– Да, погнал его в шею. Раз за детьми своими приглядеть не в состоянии, то зачем ему княжеством управлять? Но для Гвидона то гибельное место: народ против него настроить будет слишком просто. В круге опричников держать его? Ну что за жизнь для моего сына?!
Вдруг каменное основание святыни издало невзрачный треск. Осколок Алатыря засверкал, заискрился, а после стих и стал пульсировать, мерцая, будто выправляя дыхание. Тарх подошел к постаменту, кусая губы, и долго смотрел на холодное сияние камня. После глаза его округлились, а рот исказила кривая улыбка. Он обернулся к царю и выпалил:
– Все проще простого, Салтан! Посылай за писчим!

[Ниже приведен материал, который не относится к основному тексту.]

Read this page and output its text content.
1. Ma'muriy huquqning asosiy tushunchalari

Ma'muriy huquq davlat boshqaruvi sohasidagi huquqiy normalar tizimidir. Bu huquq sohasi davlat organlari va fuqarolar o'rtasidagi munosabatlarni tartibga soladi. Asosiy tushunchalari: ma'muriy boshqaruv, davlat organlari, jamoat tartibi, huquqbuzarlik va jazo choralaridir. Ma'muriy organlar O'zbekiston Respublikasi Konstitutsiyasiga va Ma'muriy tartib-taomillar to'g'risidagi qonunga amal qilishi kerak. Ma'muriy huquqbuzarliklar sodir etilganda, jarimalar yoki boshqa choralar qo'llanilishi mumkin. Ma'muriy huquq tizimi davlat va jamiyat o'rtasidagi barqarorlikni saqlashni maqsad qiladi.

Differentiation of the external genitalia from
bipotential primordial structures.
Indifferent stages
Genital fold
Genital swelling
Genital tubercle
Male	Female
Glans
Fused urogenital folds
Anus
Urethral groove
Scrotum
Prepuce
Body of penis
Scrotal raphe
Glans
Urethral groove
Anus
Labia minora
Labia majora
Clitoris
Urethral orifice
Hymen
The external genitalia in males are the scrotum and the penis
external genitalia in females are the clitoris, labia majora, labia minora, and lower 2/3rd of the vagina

Открывшаяся дверь впустила в читальный зал книгохранилища не только Армауна: вместе со старцем в помещение ворвался порыв ретивого воздуха. Он шмыгнул под пузатый стол, облетел все четыре его массивные ножки и вслед за этим резко взобрался под самый потолок, в высоте которого по-хулигански раскачал желтые светильники. Тени от их перегородок запрыгали по всем столам и полкам, плясом своим расцвечивая здешний монотонный порядок. Непривычная игра световых зайчиков заставила Гамаюн оторваться от толстенного фолианта, который она листала битый час под любимой цветастой паутиной витража, сплетенной на высоком окне.
– Салиму![38]
Отчего-то дева-птица нестерпимо захотела обнять почтенного Армауна, но пресекла свое желание и наспех поклонилась. Тот улыбнулся и мельком глянул на обложку ее книги.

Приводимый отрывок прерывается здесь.